According to recent reports, there are claims that specific individuals have found a method to access self-driving updates and other premium features on Tesla cars without paying for them. A team of researchers from TU Berlin has discovered an unpatchable “jailbreak” that enables people to take advantage of the hack without replacing the vehicle’s hardware; this makes it impossible for Tesla to prevent the exploit from being utilized.
“Tesla has been known for their advanced and well-integrated car computers, from serving mundane entertainment purposes to fully autonomous driving capabilities,” wrote the researchers in the briefing. “More recently, Tesla has started using this well-established platform to enable in-car purchases, not only for additional connectivity features but even for analog features like faster acceleration or rear heated seats.
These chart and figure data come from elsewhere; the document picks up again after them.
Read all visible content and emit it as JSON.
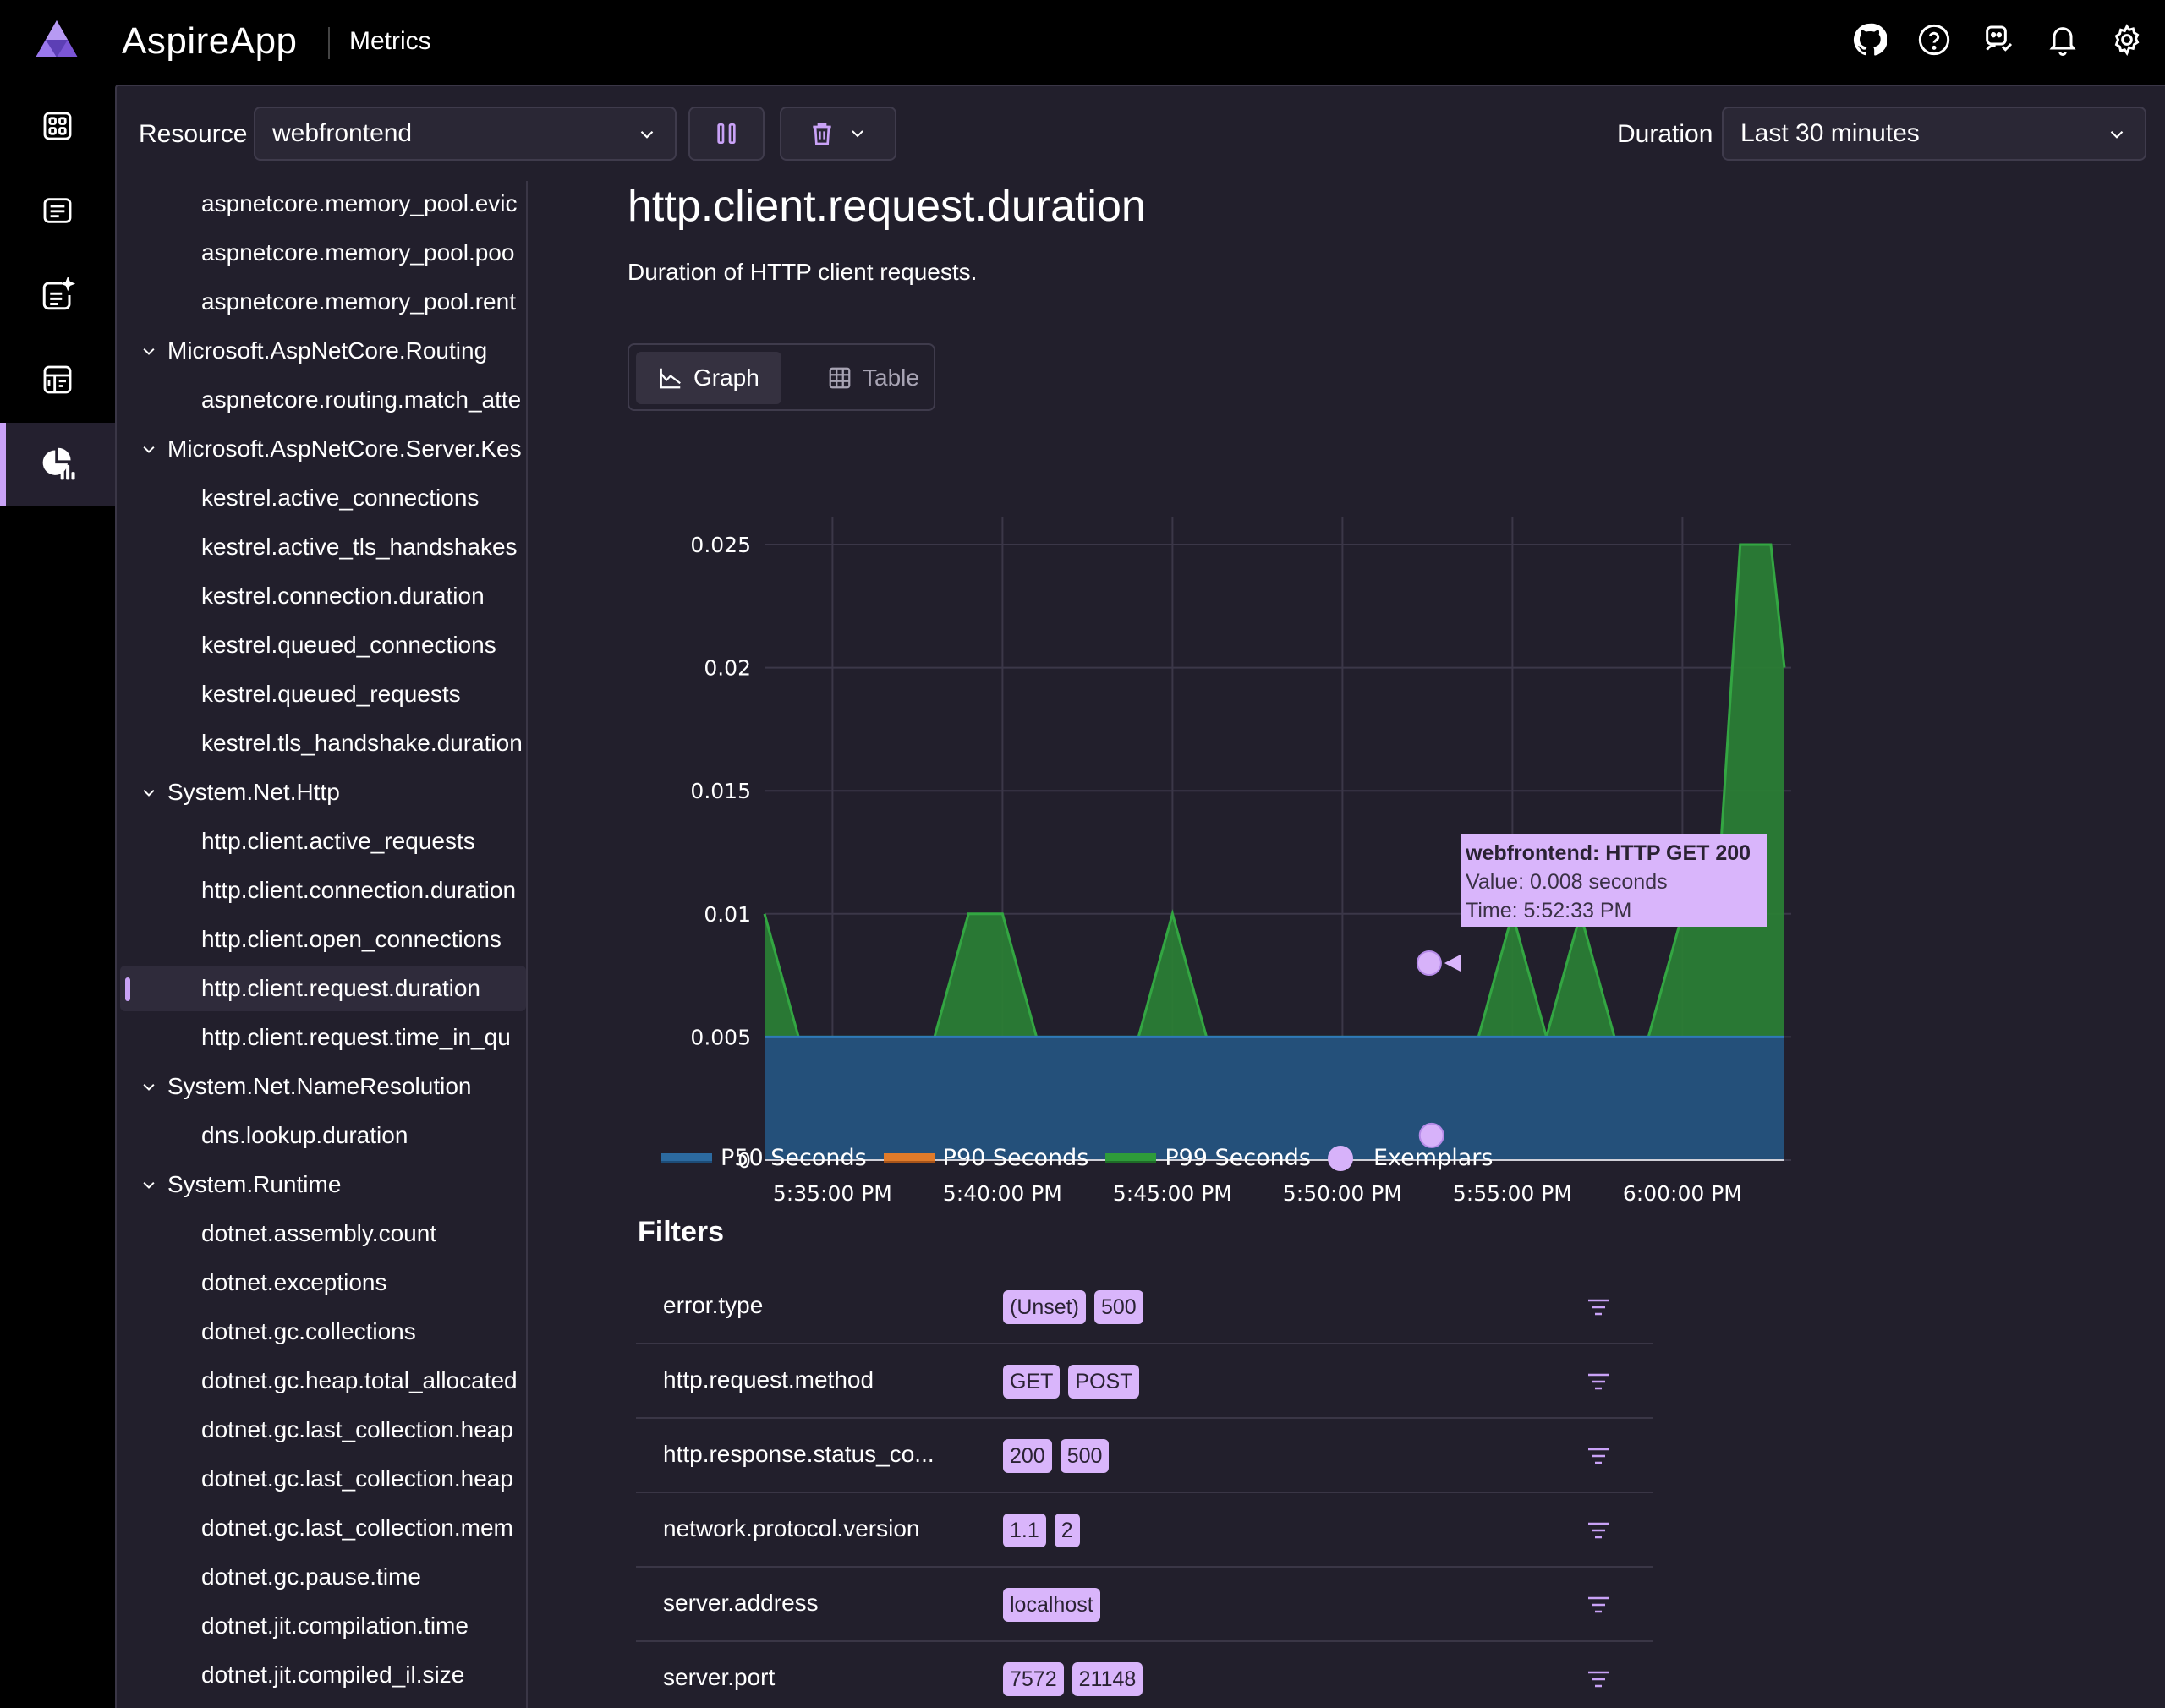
{
  "header": {
    "app_title": "AspireApp",
    "page_name": "Metrics",
    "icons": [
      "github-icon",
      "help-icon",
      "support-icon",
      "notifications-icon",
      "settings-icon"
    ]
  },
  "nav": {
    "items": [
      {
        "name": "resources",
        "icon": "resources-icon"
      },
      {
        "name": "console-logs",
        "icon": "console-logs-icon"
      },
      {
        "name": "structured-logs",
        "icon": "structured-logs-icon"
      },
      {
        "name": "traces",
        "icon": "traces-icon"
      },
      {
        "name": "metrics",
        "icon": "metrics-icon",
        "active": true
      }
    ]
  },
  "toolbar": {
    "resource_label": "Resource",
    "resource_value": "webfrontend",
    "duration_label": "Duration",
    "duration_value": "Last 30 minutes"
  },
  "tree": {
    "rows": [
      {
        "type": "leaf",
        "label": "aspnetcore.memory_pool.evic"
      },
      {
        "type": "leaf",
        "label": "aspnetcore.memory_pool.poo"
      },
      {
        "type": "leaf",
        "label": "aspnetcore.memory_pool.rent"
      },
      {
        "type": "group",
        "label": "Microsoft.AspNetCore.Routing"
      },
      {
        "type": "leaf",
        "label": "aspnetcore.routing.match_atte"
      },
      {
        "type": "group",
        "label": "Microsoft.AspNetCore.Server.Kes"
      },
      {
        "type": "leaf",
        "label": "kestrel.active_connections"
      },
      {
        "type": "leaf",
        "label": "kestrel.active_tls_handshakes"
      },
      {
        "type": "leaf",
        "label": "kestrel.connection.duration"
      },
      {
        "type": "leaf",
        "label": "kestrel.queued_connections"
      },
      {
        "type": "leaf",
        "label": "kestrel.queued_requests"
      },
      {
        "type": "leaf",
        "label": "kestrel.tls_handshake.duration"
      },
      {
        "type": "group",
        "label": "System.Net.Http"
      },
      {
        "type": "leaf",
        "label": "http.client.active_requests"
      },
      {
        "type": "leaf",
        "label": "http.client.connection.duration"
      },
      {
        "type": "leaf",
        "label": "http.client.open_connections"
      },
      {
        "type": "leaf",
        "label": "http.client.request.duration",
        "selected": true
      },
      {
        "type": "leaf",
        "label": "http.client.request.time_in_qu"
      },
      {
        "type": "group",
        "label": "System.Net.NameResolution"
      },
      {
        "type": "leaf",
        "label": "dns.lookup.duration"
      },
      {
        "type": "group",
        "label": "System.Runtime"
      },
      {
        "type": "leaf",
        "label": "dotnet.assembly.count"
      },
      {
        "type": "leaf",
        "label": "dotnet.exceptions"
      },
      {
        "type": "leaf",
        "label": "dotnet.gc.collections"
      },
      {
        "type": "leaf",
        "label": "dotnet.gc.heap.total_allocated"
      },
      {
        "type": "leaf",
        "label": "dotnet.gc.last_collection.heap"
      },
      {
        "type": "leaf",
        "label": "dotnet.gc.last_collection.heap"
      },
      {
        "type": "leaf",
        "label": "dotnet.gc.last_collection.mem"
      },
      {
        "type": "leaf",
        "label": "dotnet.gc.pause.time"
      },
      {
        "type": "leaf",
        "label": "dotnet.jit.compilation.time"
      },
      {
        "type": "leaf",
        "label": "dotnet.jit.compiled_il.size"
      }
    ]
  },
  "content": {
    "title": "http.client.request.duration",
    "description": "Duration of HTTP client requests.",
    "view_graph": "Graph",
    "view_table": "Table"
  },
  "chart_data": {
    "type": "area",
    "x": [
      "5:35:00 PM",
      "5:40:00 PM",
      "5:45:00 PM",
      "5:50:00 PM",
      "5:55:00 PM",
      "6:00:00 PM"
    ],
    "ylim": [
      0,
      0.025
    ],
    "yticks": [
      "0",
      "0.005",
      "0.01",
      "0.015",
      "0.02",
      "0.025"
    ],
    "grid": true,
    "series": [
      {
        "name": "P50 Seconds",
        "color": "#2c6aa0",
        "points": [
          [
            0,
            0.005
          ],
          [
            30,
            0.005
          ]
        ]
      },
      {
        "name": "P90 Seconds",
        "color": "#e07b2a",
        "points": [
          [
            0,
            0.005
          ],
          [
            30,
            0.005
          ]
        ]
      },
      {
        "name": "P99 Seconds",
        "color": "#2e9b3a",
        "points": [
          [
            0,
            0.01
          ],
          [
            1,
            0.005
          ],
          [
            5,
            0.005
          ],
          [
            6,
            0.01
          ],
          [
            7,
            0.01
          ],
          [
            8,
            0.005
          ],
          [
            11,
            0.005
          ],
          [
            12,
            0.01
          ],
          [
            13,
            0.005
          ],
          [
            21,
            0.005
          ],
          [
            22,
            0.01
          ],
          [
            23,
            0.005
          ],
          [
            24,
            0.01
          ],
          [
            25,
            0.005
          ],
          [
            26,
            0.005
          ],
          [
            27,
            0.01
          ],
          [
            28,
            0.01
          ],
          [
            28.7,
            0.025
          ],
          [
            29.6,
            0.025
          ],
          [
            30,
            0.02
          ]
        ]
      }
    ],
    "x_minutes_start": "5:33:00 PM",
    "exemplars": [
      {
        "series": "webfrontend: HTTP GET 200",
        "value": 0.008,
        "time": "5:52:33 PM"
      },
      {
        "series": "webfrontend: HTTP GET 200",
        "value": 0.001,
        "time": "5:52:33 PM"
      }
    ],
    "legend": [
      "P50 Seconds",
      "P90 Seconds",
      "P99 Seconds",
      "Exemplars"
    ],
    "legend_placement": "bottom"
  },
  "tooltip": {
    "title": "webfrontend: HTTP GET 200",
    "value_line": "Value: 0.008 seconds",
    "time_line": "Time: 5:52:33 PM"
  },
  "filters": {
    "title": "Filters",
    "rows": [
      {
        "name": "error.type",
        "values": [
          "(Unset)",
          "500"
        ]
      },
      {
        "name": "http.request.method",
        "values": [
          "GET",
          "POST"
        ]
      },
      {
        "name": "http.response.status_co...",
        "values": [
          "200",
          "500"
        ]
      },
      {
        "name": "network.protocol.version",
        "values": [
          "1.1",
          "2"
        ]
      },
      {
        "name": "server.address",
        "values": [
          "localhost"
        ]
      },
      {
        "name": "server.port",
        "values": [
          "7572",
          "21148"
        ]
      }
    ]
  }
}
As a result, hacking the embedded car computer could allow users to unlock these features without paying.”
Recent reports state that researchers have found a vulnerability in Tesla’s in-car system that allows hackers to extract a unique cryptography key to authenticate and authorize a vehicle within its service network. The technique used to exploit this vulnerability is unpatchable on current Tesla cars, meaning that attackers with physical access to the car can run arbitrary code on the vehicle, regardless of any software updates Tesla may push out; this is due to the attack being directed at the embedded AMD Secure Processor (ASP) inside the Media Control Unit (MCU) rather than a Tesla-made component. Tesla must address this flaw and ensure their customers’ safety and security.